Außen Apricot, innen Kloake

Die Moderne im Barock, logofiziert und abgesenkt: Ein Lagebericht aus dem Museumsquartier in Wien, dessen Kürzel MQ sich bereits durchgesetzt hat. Nach der Eröffnung aller Sammlungen im September wird der in 36 Monaten fertig gestellte Gebäudekomplex das größte Kulturzentrum Europas sein

von ROLAND MOTZ

MQ ist überall. Am Flughafen, am Südbahnhof, in den U-Bahnhöfen, selbst vor dem Zentralfriedhof in Wien leuchten die weißen Schriftzeichen auf einem rotem Punkt dem Besucher entgegen. Als ob es dort, weiß Gott, nicht schon genug Unterhaltung gäbe. Aber der Wiener braucht eben nicht nur „a scheene Leich“ (Nestroy), sondern auch Kunst und Musik.

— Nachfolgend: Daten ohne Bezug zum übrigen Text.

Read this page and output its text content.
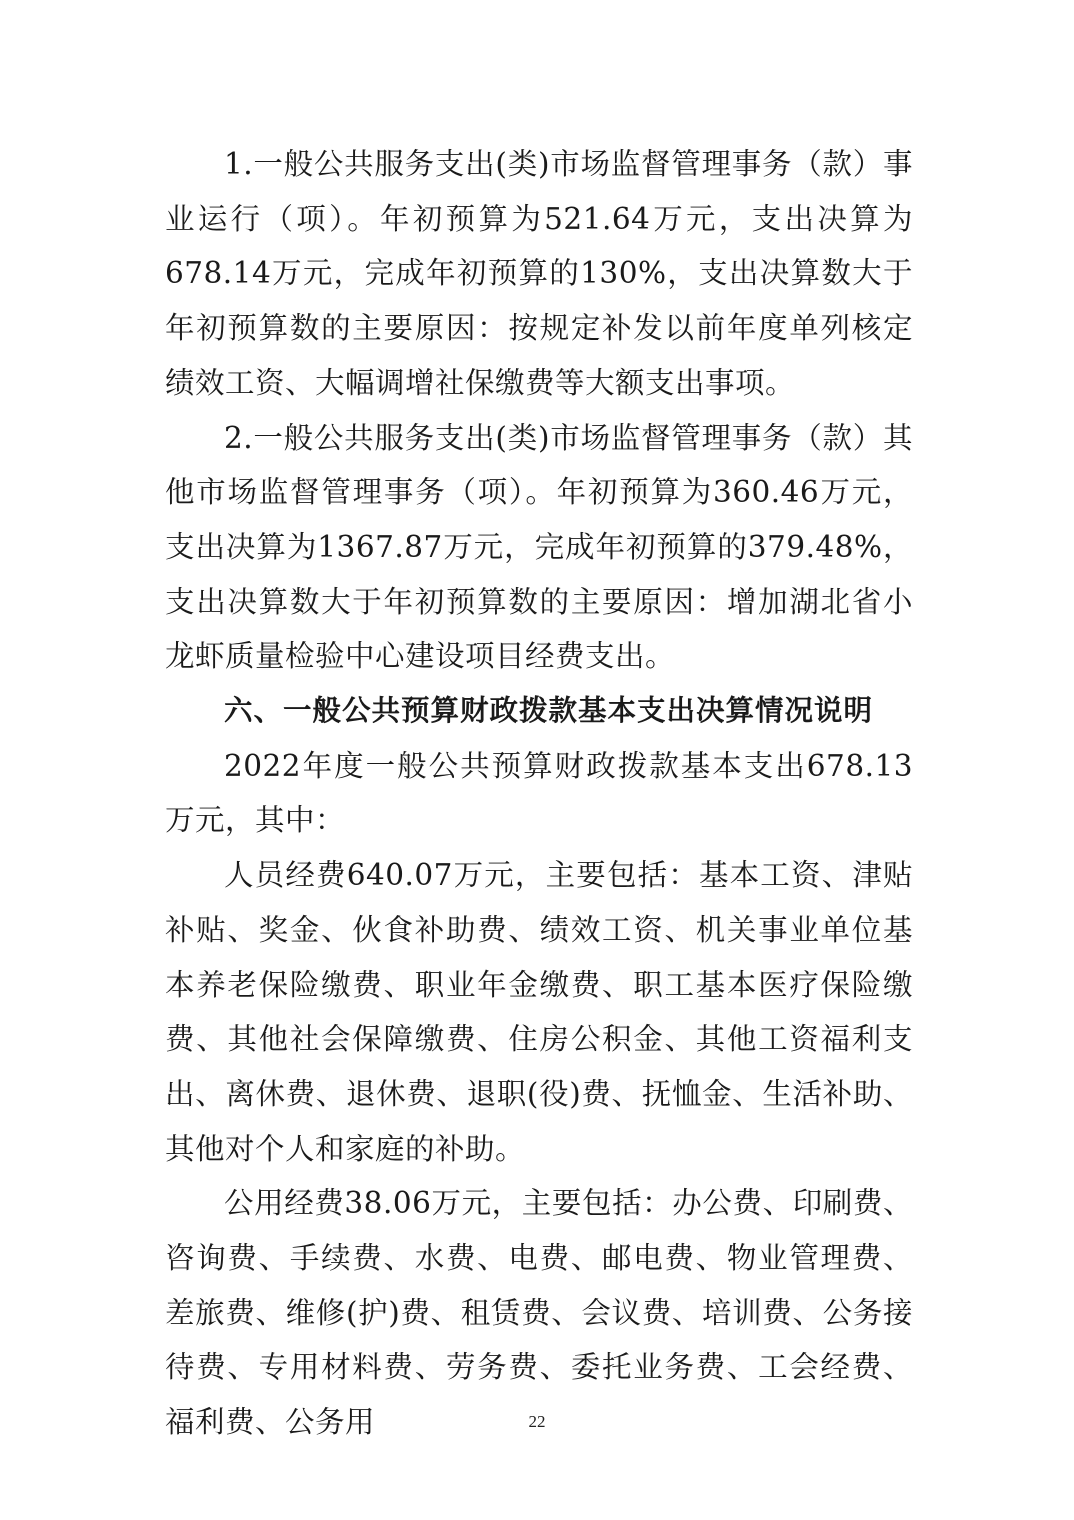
1.一般公共服务支出(类)市场监督管理事务（款）事业运行（项）。年初预算为521.64万元，支出决算为678.14万元，完成年初预算的130%，支出决算数大于年初预算数的主要原因：按规定补发以前年度单列核定绩效工资、大幅调增社保缴费等大额支出事项。

2.一般公共服务支出(类)市场监督管理事务（款）其他市场监督管理事务（项）。年初预算为360.46万元，支出决算为1367.87万元，完成年初预算的379.48%，支出决算数大于年初预算数的主要原因：增加湖北省小龙虾质量检验中心建设项目经费支出。

六、一般公共预算财政拨款基本支出决算情况说明

2022年度一般公共预算财政拨款基本支出678.13万元，其中：

人员经费640.07万元，主要包括：基本工资、津贴补贴、奖金、伙食补助费、绩效工资、机关事业单位基本养老保险缴费、职业年金缴费、职工基本医疗保险缴费、其他社会保障缴费、住房公积金、其他工资福利支出、离休费、退休费、退职(役)费、抚恤金、生活补助、其他对个人和家庭的补助。

公用经费38.06万元，主要包括：办公费、印刷费、咨询费、手续费、水费、电费、邮电费、物业管理费、差旅费、维修(护)费、租赁费、会议费、培训费、公务接待费、专用材料费、劳务费、委托业务费、工会经费、福利费、公务用	22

Lange sah es danach aus, als ob auch das Museumsquartier – so der offizielle Name, MQ ist das Logo – in den jahrzehntelangen Rankünen und Intrigen der Wiener Stadtpolitik begraben werden sollte. Doch dann entsprang nach nur 36-monatiger Bauzeit die umstrittene, schon abgeschriebene Karteileiche wie Phönix aus der Asche und versetzte selbst die verwöhnten Wiener in einen Freudenrausch. Alleine 300.000 strömten Ende Juni auf das riesige Areal der ehemaligen Hofstallungen, obwohl mit der Inbetriebnahme der neuen Kunsthalle nur die erste von drei „Eröffnungsetappen“ stattfand.

„20 Jahre Streit und drei Jahre Bauzeit, das macht uns keiner nach“, scherzt Doris Trinker vom Wiener Tourismusverband. Wir sind mit dem Fiaker durch die Hofburg vorgefahren, wie es sich gehört. Zwischen viel Barock hindurch, am Kunsthistorischen und am Naturhistorischen Museum vorbei bis vor die 400 Meter lange, aber eher unauffällige Außenfassade des neuen Museumsareals, das mit einer Fläche von 60.000 qm zu den zehn größten auf der Welt zählt.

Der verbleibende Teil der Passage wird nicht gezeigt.